B.C. to buy U.S. nasal naloxone as Vancouver company says it can make a cheaper option

B.C. is investing $18 million to buy tens of thousands of take-home nasal spray naloxone kits for distribution at 2,400 locations starting in April.

Tracy Thompson, the South Island harm reduction coordinator for Island Health, said that more and more people are requesting the nasal version of the anti-opioid overdose drug as opposed to the more common injectable version.

“These requests are not just about convenience,” Thompson said at a Thursday (Feb. 19) press conference in Victoria. “They are coming from people who want to help, but are feeling nervous about responding for the first time.”

The province first introduced the nasal spray kind of naloxone in 2024, buying 60,000 kits. This expansion means about half the 400,000 naloxone kits provided by the province for free each year will be the nasal spray type.

Health Canada has approved two companies’ versions of nasal naloxone, Teva Pharmaceuticals and Emergent BioSolutions. Both of these companies are based in the United States.

The products generally sell commercially for more than $50 per two-pack.

But a representative of the Vancouver-based Fair Price Pharma says his company can produce the nasal spray for less than half that cost — if it could just get the several million dollars of seed money needed to conduct the required clinical trials.

“What they’re charging for the U.S. product, that price doesn’t reflect the cost,” said Dr. Martin Schechter, who is part of Fair Price Pharma’s leadership team and who was the founding director of the University of British Columbia’s School of Population and Public Health. “We can produce a nasal naloxone for $10 a dose.”

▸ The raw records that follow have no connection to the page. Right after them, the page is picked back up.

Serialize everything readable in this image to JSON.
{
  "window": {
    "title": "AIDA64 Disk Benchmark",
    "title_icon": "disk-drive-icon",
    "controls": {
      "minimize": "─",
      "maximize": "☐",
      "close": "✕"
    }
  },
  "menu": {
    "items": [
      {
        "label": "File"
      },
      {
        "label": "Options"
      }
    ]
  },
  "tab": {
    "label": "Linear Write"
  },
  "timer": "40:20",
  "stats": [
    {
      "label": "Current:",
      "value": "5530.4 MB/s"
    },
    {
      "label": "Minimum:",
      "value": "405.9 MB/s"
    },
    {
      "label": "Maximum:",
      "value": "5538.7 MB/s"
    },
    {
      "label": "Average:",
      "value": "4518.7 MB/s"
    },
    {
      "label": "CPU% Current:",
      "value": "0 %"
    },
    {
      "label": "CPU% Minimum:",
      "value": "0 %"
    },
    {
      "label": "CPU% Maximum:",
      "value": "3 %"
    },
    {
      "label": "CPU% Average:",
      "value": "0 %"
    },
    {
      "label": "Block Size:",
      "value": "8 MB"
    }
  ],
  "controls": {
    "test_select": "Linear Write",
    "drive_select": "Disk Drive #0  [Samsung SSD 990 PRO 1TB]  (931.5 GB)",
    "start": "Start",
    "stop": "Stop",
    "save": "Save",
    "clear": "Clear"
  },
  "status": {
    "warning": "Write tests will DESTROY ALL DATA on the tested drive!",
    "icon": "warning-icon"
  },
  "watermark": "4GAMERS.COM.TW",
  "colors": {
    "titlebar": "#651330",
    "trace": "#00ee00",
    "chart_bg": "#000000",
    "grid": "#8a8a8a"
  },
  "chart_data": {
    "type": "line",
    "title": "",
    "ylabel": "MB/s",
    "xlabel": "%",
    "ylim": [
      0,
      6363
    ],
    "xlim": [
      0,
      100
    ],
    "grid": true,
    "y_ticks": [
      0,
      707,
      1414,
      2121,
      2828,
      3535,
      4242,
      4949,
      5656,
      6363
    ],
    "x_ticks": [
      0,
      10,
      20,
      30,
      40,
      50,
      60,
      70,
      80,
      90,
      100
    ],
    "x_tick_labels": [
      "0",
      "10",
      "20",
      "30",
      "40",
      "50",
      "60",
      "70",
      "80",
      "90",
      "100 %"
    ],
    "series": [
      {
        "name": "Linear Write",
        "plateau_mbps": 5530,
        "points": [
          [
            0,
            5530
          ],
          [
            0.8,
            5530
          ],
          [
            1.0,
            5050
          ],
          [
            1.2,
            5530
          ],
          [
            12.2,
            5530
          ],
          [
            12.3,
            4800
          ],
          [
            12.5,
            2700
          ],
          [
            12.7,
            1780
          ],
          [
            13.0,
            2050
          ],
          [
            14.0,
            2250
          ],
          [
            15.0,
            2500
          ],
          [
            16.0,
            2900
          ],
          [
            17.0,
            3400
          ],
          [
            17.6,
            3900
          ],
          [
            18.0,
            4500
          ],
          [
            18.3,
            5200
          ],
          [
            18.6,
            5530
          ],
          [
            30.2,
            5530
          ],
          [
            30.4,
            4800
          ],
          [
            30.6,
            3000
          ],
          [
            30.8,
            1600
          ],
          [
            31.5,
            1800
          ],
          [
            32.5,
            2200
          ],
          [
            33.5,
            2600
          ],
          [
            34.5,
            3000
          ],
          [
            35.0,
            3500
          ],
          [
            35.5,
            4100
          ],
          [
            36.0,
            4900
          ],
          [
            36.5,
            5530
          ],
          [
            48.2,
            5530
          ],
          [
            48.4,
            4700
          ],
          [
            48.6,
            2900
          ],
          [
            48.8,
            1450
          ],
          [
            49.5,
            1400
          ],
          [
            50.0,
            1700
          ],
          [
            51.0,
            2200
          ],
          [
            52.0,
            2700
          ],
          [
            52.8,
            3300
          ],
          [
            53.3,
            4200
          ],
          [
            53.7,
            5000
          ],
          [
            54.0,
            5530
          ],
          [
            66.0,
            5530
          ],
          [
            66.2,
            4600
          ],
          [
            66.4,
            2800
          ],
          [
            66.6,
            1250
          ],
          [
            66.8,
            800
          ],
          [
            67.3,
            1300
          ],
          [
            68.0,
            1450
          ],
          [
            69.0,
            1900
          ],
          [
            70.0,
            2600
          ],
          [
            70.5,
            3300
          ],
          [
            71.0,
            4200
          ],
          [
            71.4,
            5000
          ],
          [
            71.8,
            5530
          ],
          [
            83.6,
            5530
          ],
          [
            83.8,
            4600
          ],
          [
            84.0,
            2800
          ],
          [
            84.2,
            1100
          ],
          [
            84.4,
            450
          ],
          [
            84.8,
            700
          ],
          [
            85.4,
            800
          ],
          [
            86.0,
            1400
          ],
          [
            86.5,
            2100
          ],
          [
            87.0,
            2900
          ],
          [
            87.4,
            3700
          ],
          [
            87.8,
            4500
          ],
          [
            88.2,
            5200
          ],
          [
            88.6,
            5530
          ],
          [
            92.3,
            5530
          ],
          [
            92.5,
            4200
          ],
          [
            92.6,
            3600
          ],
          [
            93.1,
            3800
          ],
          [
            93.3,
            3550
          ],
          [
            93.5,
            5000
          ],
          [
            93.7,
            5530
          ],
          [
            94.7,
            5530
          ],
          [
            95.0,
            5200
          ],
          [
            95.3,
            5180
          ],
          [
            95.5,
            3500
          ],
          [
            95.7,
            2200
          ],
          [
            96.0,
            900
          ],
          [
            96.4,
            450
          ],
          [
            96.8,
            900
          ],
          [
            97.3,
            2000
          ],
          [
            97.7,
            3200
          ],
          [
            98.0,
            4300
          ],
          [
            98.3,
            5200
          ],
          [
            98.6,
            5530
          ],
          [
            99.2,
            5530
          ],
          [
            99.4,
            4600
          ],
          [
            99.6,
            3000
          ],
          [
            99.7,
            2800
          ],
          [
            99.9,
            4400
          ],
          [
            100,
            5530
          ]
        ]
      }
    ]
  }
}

Schechter says that Fair Price has designed the product and has the manufacturing capability lined up, it just needs the money to pay for clinical trials to prove its version of the spray does what it is supposed to. The company has tried to obtain federal funding, to no avail.

“If we were provided with those funds, we could develop the product, get it licensed, and it’d be available to the government and the public health system,” Schechter said.

Schechter says that Fair Price, based on East Hastings Street in Vancouver, is also trying to get the approval to produce diacetylmorphine, an opioid-based treatment and alternative to methadone and Suboxone. This treatment is used in some parts of Europe for patients who do not respond to less potent treatments.

The B.C. Green Caucus applauded the government’s decision to buy new nasal naloxone kits, but West Vancouver-Sea to Sky MLA Jeremy Valeriote also called for more investment in domestic production capabilities.

“If this government truly wants to save lives, it must support domestic pharmaceutical production and expand regulated alternatives to replace the toxic illicit drugs that are killing British Columbians every day,” Valeriote said in a written statement.

Health Minister Josie Osborne said that prioritizing Canadian companies over American ones is a “key priority” for the provincial government, though she would not disclose details from the procurement process. She said that prices and information about negotiations with companies on procurement decisions are confidential.

The ministry provided a statement saying that vendor choice is based on criteria that include product expiry, cost, and ability to deliver on time. More information about the successful vendor bid will be released in the coming weeks.